BPS juga menyebut juga terdapat penurunan Indeks Harga Konsumen IHK dari 111,89 pada bulan Juni tahun 2026 menjadi 111,73 pada Juli tahun 2026.
Adapun kelompok pengeluaran, pendorong deflasi bulanan ini terutama pada makanan, minuman dan tembakau dengan deflasi sebesar 0,89%. Dan kelompok tersebut memberikan andil deflasi sebesar 0,26%
Ateng menyebut, komoditas yang dominan mendorong deflasi kelompok ini yaitu bawang merah dengan andil deflasi sebesar 0,11%.
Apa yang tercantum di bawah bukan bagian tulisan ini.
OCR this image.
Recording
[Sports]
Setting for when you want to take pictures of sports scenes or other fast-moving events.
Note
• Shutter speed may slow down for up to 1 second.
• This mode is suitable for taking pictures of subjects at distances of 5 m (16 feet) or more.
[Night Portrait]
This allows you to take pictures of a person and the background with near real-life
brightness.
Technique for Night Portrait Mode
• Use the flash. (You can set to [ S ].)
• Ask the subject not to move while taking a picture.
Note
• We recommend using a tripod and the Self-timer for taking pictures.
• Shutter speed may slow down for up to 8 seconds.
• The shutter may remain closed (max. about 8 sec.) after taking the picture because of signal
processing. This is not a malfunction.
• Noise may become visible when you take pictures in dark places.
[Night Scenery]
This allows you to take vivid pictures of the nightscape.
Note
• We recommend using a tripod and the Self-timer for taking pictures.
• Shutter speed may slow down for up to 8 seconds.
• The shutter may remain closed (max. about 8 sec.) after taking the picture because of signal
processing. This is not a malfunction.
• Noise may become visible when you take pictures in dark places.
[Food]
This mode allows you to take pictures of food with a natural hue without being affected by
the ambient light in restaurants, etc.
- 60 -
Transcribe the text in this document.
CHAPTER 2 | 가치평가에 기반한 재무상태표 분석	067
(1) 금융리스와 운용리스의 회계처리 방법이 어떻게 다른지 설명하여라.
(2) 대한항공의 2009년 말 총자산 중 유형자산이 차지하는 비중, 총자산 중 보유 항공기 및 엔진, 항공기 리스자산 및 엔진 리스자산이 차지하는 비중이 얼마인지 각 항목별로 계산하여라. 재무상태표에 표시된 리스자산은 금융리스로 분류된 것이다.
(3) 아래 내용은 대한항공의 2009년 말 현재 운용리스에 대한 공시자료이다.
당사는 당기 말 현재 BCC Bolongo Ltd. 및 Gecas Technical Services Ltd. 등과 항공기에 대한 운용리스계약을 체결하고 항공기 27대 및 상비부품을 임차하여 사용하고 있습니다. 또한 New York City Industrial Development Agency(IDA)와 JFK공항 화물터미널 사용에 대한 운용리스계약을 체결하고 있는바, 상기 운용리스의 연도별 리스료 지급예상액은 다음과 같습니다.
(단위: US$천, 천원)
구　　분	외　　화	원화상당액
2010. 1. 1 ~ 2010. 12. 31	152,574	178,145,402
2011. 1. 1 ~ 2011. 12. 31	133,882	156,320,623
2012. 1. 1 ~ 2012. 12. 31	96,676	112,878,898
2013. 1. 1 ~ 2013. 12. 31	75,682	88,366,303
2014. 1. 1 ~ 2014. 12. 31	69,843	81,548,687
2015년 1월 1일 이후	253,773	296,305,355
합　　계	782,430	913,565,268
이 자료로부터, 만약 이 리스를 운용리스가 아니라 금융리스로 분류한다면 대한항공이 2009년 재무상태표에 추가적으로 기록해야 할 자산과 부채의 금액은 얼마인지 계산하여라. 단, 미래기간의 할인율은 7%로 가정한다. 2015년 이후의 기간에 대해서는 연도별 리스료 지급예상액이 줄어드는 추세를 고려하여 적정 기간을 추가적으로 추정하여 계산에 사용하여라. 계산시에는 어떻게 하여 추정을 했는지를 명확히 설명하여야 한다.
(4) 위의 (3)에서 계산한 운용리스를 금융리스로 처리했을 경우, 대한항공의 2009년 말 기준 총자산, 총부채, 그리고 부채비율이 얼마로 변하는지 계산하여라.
Cabe merah dan cabe rawit dengan andil deflasi masing-masing sebesar 0,06%. Telur ayam ras dan tomat dengan andil deflasi masing-masing sebesar 0,03%. Deflasi juga disumbang oleh komoditas jeruk dengan andil deflasi sebesar 0,02%.
Sedangkan komoditas yang dominan memberikan andil/sumbangan inflasi m-to-m antara lain beras sebesar 0,02%, serta bawang putih, ketimun, dan jengkol masing-masing sebesar 0,01%.